Getting started is three lines: pip install engram-contextdb, then engram to start the server. Full documentation, examples, and a LangGraph integration walkthrough are in the README.
Engram Cloud: use it right now
If you don't want to self-host, or if you just want to start using shared AI memory today, we also built engram.so — a managed cloud app on top of the open-source engine. It takes about two minutes to set up, and it's free to start.
The cloud version lets you connect Engram to the AI tools you already use, without running a server or writing any code. For Claude, you add Engram as a Cloud Connector — go to Feature Preview, enable Connectors, and add your Engram API key. For ChatGPT, you can install the Engram Custom GPT from the GPT Store, or set up a Custom GPT with Engram Actions. Once connected, your AI conversations get persistent, shared memory across both platforms.
This means you can tell Claude something in the morning and ask ChatGPT about it at night. You can use Claude for coding and ChatGPT for brainstorming, and both have access to the same project context. If you're on a team, your teammates' agents can read and write to the same shared memory — so the knowledge your team builds up with AI doesn't stay trapped in individual chat histories.

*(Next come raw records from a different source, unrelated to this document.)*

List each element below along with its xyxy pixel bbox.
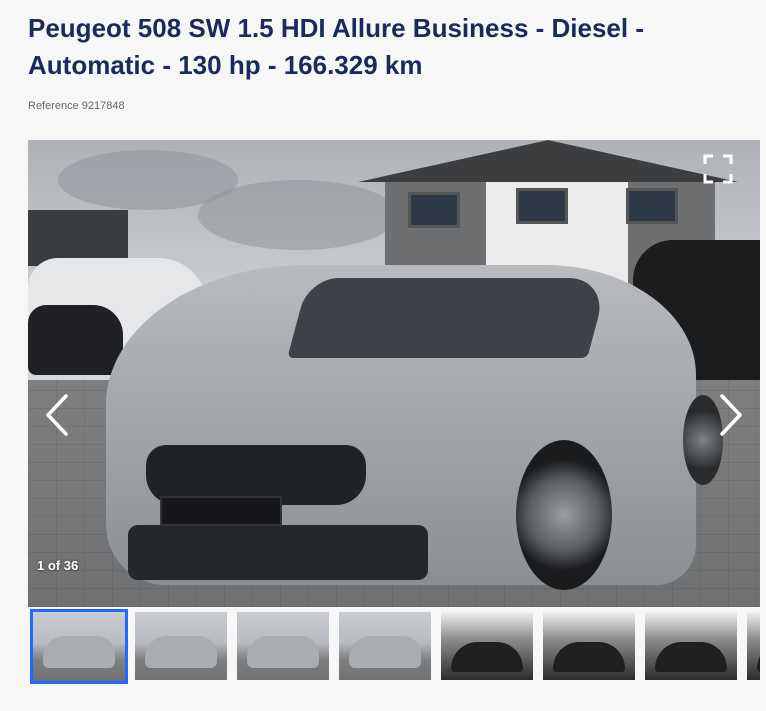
photo-car-plate xyxy=(160,496,282,526)
thumbnail-4[interactable] xyxy=(339,612,431,680)
reference-number: Reference 9217848 xyxy=(28,100,125,112)
thumbnail-2[interactable] xyxy=(135,612,227,680)
thumbnail-6[interactable] xyxy=(543,612,635,680)
expand-icon[interactable] xyxy=(703,154,733,184)
photo-window xyxy=(516,188,568,224)
photo-car-lower-grille xyxy=(128,525,428,580)
next-photo-button[interactable] xyxy=(716,390,746,440)
photo-window xyxy=(408,192,460,228)
listing-title: Peugeot 508 SW 1.5 HDI Allure Business -… xyxy=(28,13,645,80)
photo-counter: 1 of 36 xyxy=(37,558,79,573)
thumbnail-5[interactable] xyxy=(441,612,533,680)
thumbnail-8[interactable] xyxy=(747,612,760,680)
chevron-right-icon xyxy=(720,394,742,436)
thumbnail-1[interactable] xyxy=(30,609,128,684)
chevron-left-icon xyxy=(46,394,68,436)
previous-photo-button[interactable] xyxy=(42,390,72,440)
thumbnail-3[interactable] xyxy=(237,612,329,680)
photo-house-roof xyxy=(358,140,738,182)
photo-car-windshield xyxy=(287,278,609,358)
main-photo[interactable]: 1 of 36 xyxy=(28,140,760,607)
photo-car-wheel xyxy=(516,440,612,590)
thumbnail-7[interactable] xyxy=(645,612,737,680)
photo-cloud xyxy=(198,180,398,250)
photo-window xyxy=(626,188,678,224)
thumbnail-strip xyxy=(28,608,760,686)
photo-bg-car xyxy=(28,305,123,375)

The cloud app also gives you a dashboard where you can see exactly what Engram remembers, edit or delete individual memories, and browse the concept graph. Under the hood, it's running the same open-source engine — the same Reflector, Curator, consolidation, and reconsolidation loop. The cloud just adds managed hosting, the connector integrations, and the UI.
Where we're going
The v0.1 you see today is the foundation. On the roadmap: PostgreSQL with Apache AGE for proper graph queries, full schema induction (LLM-powered pattern abstraction from repeated experiences), the re-extraction API for recompiling context with better models, event subscriptions for real-time multi-agent coordination, native LangGraph and CrewAI integrations, a TypeScript SDK, and eventually a Rust core engine for high-throughput production deployments.
We're also planning a managed cloud offering for teams that don't want to self-host, with tiered storage limits, SSO, data residency options, and compliance features. But the open-source version will always be fully functional with no artificial caps.
Try it
Engram is MIT-licensed and available now. The repo is at github.com/softmaxdata/engram. Clone it, pip install it, run the server, and connect your agents. We'd love feedback — especially from people building multi-agent systems, cross-platform workflows, or long-running agent processes where context decay is a real problem.
If you're building something interesting with it, we want to hear about it. And if you want to contribute, the architecture design document in the repo lays out the full vision — there's a lot of surface area for contributions, from storage backends to framework integrations to the consolidation engine.
We think agent memory is one of the most important unsolved problems in AI engineering. We built Engram because we needed it. We're open-sourcing it because we think everyone does.